[Roma 2013] TIR, la recensione
Il finto documentario di Alberto Fasulo combina pochissimo e azzarda paragoni senza sfruttarne le possibili implicazioni...
La storia di Branko è quella di un uomo che per mantenere la famiglia sceglie di smettere il suo lavoro da insegnante e cominciare a fare il camionista, in questa maniera guadagna il triplo anche se è sempre in viaggio, dunque lontano dai suoi cari.
Non è lo spunto ad essere nocivo al film (anzi!) quanto la programmatica volontà di Fasulo di azzerare le componenti filmiche per concentrarsi unicamente sul più neutro dei punti di vista. La storia di Branko è indubitabilmente più documentario che finzione, almeno per come è girata, un documentario inteso come si faceva un decennio fa, cioè il tentativo di riprendere la realtà per quel che è, inserendo quanto meno possibile le forzature del cinema e soprattutto raccontato in chiave antinarrativa.

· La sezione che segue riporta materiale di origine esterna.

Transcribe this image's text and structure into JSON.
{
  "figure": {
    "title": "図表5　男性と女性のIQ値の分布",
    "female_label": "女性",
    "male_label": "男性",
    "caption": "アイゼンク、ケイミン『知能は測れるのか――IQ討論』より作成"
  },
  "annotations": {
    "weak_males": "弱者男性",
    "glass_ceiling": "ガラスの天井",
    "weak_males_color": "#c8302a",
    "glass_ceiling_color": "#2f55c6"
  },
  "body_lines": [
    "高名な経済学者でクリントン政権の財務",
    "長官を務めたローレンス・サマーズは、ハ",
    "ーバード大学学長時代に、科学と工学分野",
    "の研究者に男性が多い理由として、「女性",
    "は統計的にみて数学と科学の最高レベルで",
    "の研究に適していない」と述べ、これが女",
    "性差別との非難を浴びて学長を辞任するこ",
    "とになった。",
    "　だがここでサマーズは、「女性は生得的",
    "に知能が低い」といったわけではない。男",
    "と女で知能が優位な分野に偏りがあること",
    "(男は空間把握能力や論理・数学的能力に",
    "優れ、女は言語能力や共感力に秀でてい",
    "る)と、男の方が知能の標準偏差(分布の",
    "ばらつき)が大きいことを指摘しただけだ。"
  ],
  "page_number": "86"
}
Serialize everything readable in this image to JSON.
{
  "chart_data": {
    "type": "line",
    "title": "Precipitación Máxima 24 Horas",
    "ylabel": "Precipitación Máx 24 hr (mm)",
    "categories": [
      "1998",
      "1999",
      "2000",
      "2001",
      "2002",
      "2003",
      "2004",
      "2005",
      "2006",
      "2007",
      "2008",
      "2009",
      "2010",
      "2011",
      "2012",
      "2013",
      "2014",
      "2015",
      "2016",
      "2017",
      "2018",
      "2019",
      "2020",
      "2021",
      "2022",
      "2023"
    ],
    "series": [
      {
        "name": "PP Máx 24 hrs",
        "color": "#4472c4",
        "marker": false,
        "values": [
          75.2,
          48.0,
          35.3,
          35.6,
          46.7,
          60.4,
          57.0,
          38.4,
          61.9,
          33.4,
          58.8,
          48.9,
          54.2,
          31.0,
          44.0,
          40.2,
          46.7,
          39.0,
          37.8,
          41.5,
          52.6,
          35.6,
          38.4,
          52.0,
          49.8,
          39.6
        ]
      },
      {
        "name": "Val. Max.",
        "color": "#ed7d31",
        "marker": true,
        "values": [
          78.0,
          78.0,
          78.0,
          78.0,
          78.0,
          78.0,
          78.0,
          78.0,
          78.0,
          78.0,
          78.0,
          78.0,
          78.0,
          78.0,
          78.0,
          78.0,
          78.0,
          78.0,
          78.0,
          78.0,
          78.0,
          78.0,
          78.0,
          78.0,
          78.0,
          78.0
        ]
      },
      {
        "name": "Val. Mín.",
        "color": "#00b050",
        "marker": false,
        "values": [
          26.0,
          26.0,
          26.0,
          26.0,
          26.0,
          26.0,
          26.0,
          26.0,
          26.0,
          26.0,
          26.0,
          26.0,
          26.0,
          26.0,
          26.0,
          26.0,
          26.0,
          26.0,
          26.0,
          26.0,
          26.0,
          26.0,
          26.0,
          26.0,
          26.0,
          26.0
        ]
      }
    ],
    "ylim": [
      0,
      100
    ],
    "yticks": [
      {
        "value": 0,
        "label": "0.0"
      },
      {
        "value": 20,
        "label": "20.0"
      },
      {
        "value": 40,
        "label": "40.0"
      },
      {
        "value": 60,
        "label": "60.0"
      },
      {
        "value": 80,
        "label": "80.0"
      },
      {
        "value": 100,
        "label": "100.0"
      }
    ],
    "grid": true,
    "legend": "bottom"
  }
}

Gli unici momenti in cui TIR sembra voler suggerire qualcosa, quando fornisce l'indizio della precedente professione del protagonista o quando lo fa incontrare con un gruppo di camionisti che protestano per condizioni migliori, va a parare dalle parti più ovvie in assoluto, azzardando anche un paragone (che sia ben chiaro rimane solo teorico) tra quel lavoro e la condizione di tutte le altre persone che lavorano in Italia. Il camionista che cerca di fare la sua parte, guadagnare di più per la propria famiglia ricevendo in tutta risposta l'allontanamento da questa (cioè una vita peggiore) è la grande metafora di quel che accade oggi nel paese.
Decisamente poco e totalmente senza senso e senza nessuna base logica i paragoni fatti con GRA.